The village sprang up in the late 1970s, when people came to work on a farm nearby. The nearest road was a three-mile trek away, through the woods. About 1,600 people live there now, farmers, moonlighting miners and others who have salaried jobs with Anvil, the mining company that improved the road.
People occasionally have money to buy extra things, Boduin said, but for years, there was nothing to buy.
Before the road, he explained, it was almost impossible to bike a case of brown-bottled Simba beer to Kilongo without losing the investment. "To take even one case was very difficult," he said. "They'd fall and break."
Now he can hail a Dubai, as people call taxis imported from the Middle East, and get to Lubumbashi and back with six cases in a couple of hours. He sells each bottle for about $2.20, and he can sometimes sell 30 bottles in a day.
With some of the extra cash, he bought the television and DVD player, which draw villagers to his house for film nights and news, when the antenna is working.

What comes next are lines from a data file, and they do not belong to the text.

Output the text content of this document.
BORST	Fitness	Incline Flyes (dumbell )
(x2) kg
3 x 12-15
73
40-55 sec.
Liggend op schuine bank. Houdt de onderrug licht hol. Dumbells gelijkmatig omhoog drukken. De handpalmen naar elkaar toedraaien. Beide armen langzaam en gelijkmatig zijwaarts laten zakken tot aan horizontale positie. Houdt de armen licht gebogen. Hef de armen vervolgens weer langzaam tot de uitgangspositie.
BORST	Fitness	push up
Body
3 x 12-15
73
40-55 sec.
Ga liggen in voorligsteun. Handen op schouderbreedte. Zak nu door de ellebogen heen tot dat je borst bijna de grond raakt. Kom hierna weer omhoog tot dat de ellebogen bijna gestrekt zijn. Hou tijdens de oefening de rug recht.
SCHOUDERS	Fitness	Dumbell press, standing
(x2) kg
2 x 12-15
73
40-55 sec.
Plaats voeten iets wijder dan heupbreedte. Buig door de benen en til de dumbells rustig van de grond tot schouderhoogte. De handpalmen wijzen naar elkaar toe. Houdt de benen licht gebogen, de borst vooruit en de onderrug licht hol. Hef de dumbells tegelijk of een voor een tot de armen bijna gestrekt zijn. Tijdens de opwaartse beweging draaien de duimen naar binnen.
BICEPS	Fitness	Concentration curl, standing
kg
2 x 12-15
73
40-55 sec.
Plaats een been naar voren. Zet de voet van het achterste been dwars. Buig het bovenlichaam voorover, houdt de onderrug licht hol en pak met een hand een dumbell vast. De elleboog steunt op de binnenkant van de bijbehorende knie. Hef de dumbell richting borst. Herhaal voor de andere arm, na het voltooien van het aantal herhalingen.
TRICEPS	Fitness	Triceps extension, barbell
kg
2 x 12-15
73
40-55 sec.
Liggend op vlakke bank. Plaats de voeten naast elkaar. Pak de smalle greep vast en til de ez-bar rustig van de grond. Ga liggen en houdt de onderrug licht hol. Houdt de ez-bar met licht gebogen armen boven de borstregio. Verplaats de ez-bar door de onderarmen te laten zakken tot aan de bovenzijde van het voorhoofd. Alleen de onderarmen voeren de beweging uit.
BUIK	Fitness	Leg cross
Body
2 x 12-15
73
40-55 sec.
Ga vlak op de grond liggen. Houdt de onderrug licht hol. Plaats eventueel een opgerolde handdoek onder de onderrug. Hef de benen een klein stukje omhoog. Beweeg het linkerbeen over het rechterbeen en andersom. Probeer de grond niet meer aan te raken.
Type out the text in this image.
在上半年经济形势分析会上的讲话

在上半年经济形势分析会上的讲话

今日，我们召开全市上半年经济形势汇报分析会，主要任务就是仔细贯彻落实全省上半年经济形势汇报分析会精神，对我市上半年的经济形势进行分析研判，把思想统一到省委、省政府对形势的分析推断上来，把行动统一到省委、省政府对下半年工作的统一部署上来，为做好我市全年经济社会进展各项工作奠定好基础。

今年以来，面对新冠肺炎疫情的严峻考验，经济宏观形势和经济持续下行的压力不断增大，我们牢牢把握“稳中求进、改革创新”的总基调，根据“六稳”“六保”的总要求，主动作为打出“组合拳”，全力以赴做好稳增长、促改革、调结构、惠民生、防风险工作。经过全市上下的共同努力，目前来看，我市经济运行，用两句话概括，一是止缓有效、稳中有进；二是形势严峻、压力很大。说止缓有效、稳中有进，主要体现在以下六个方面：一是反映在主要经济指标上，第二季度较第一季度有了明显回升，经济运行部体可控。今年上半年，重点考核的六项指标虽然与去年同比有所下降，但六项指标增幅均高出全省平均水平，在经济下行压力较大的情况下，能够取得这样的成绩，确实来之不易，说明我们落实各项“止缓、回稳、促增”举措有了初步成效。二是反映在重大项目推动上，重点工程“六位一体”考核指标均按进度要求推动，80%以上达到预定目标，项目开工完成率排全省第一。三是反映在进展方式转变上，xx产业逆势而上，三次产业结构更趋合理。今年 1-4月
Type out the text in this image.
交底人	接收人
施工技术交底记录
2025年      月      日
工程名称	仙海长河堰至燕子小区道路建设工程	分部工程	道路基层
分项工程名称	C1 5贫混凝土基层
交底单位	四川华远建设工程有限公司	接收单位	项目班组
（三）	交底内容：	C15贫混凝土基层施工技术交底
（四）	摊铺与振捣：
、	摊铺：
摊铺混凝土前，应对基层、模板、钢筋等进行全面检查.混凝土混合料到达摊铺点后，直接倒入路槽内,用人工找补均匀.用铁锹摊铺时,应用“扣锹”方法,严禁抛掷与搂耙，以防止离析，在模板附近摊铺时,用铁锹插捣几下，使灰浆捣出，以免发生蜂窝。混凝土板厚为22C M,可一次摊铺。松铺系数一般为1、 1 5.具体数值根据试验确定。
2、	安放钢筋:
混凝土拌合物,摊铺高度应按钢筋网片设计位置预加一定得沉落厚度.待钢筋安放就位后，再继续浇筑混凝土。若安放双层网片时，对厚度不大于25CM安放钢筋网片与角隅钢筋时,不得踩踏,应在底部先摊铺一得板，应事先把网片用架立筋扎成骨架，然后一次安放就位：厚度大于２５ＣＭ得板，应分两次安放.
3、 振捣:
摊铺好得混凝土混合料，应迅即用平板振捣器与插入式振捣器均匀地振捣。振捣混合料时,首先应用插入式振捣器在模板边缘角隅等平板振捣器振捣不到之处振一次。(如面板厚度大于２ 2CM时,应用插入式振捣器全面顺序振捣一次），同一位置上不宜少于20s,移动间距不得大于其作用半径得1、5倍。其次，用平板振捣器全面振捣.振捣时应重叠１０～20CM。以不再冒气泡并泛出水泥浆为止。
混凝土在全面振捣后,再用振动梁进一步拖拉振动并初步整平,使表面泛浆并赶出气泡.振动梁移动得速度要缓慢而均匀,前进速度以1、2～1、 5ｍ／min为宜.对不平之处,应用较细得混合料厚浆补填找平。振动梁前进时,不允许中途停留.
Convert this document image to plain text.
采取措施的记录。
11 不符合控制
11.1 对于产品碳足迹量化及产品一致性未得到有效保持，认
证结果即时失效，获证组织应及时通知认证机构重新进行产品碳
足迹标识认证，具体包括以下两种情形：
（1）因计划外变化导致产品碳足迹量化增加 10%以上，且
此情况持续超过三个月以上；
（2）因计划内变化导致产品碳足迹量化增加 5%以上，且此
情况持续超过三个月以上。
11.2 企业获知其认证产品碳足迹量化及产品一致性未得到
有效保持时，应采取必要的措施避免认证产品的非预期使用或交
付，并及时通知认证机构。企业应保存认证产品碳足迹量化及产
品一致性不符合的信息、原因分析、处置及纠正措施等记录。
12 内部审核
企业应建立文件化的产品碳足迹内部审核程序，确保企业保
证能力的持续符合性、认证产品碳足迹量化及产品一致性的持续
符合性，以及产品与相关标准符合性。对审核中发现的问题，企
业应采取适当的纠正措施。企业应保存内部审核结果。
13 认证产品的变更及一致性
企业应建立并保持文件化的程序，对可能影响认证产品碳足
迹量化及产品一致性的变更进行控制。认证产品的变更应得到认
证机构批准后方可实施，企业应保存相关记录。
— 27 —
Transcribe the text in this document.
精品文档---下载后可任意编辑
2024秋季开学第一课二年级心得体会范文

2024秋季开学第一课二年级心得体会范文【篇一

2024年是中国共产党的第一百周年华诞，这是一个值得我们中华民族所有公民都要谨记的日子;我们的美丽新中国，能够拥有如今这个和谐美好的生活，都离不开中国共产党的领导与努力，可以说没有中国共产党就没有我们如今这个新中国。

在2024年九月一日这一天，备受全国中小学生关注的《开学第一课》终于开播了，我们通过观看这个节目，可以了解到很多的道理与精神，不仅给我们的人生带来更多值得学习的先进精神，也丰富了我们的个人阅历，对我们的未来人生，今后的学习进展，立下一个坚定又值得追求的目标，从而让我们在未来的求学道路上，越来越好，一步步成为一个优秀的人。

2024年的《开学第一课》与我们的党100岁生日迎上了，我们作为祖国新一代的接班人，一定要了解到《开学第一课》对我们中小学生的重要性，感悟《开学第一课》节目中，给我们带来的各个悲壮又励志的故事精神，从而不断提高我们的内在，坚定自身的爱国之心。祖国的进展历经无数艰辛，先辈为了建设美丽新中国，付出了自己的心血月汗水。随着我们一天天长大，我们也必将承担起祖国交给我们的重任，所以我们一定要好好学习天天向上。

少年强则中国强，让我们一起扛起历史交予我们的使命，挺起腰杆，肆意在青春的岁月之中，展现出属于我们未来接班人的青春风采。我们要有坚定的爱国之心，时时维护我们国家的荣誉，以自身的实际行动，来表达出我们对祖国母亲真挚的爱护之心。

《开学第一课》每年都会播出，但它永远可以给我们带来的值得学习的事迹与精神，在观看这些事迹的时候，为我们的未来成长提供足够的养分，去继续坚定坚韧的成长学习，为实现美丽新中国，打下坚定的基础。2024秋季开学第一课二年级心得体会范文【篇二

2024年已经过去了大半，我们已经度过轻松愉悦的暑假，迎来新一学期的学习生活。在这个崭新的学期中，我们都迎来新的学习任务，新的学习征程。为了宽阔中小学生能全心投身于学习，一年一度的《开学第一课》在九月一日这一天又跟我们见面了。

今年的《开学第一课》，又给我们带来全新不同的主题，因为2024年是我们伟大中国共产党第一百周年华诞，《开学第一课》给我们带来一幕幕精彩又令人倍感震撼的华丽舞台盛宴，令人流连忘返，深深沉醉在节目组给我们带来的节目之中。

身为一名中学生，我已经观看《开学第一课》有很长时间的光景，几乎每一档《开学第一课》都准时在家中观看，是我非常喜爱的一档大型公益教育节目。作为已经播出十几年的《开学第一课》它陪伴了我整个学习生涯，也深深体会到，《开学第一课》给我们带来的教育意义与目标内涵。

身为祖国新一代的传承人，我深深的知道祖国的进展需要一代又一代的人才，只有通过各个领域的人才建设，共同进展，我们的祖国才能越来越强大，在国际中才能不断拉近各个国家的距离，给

With the rest, he's started growing corn and potatoes, which he sells in the next village or in Lubumbashi "because of the cars," he said, sitting in the shade of a grass-roofed gazebo.
A white Toyota sedan drove through the village then in a cloud of red dust, the first of at least four taxis that came that day.
Unemployed men sat on a log, women washed clothes and Alexi Fwamba got in the taxi and zipped, relatively speaking, away.
He had come to the village with money for his parents, as he now does at least three times a week, instead of a couple times a month. For a $4 fare, he was headed back to the university in Lubumbashi, where he works.
These days, people come and people go.
Prostitutes have starting coming to Kilongo from the city, along with diseases, and recently thieves came barreling in a truck and stole Mwamba's generator.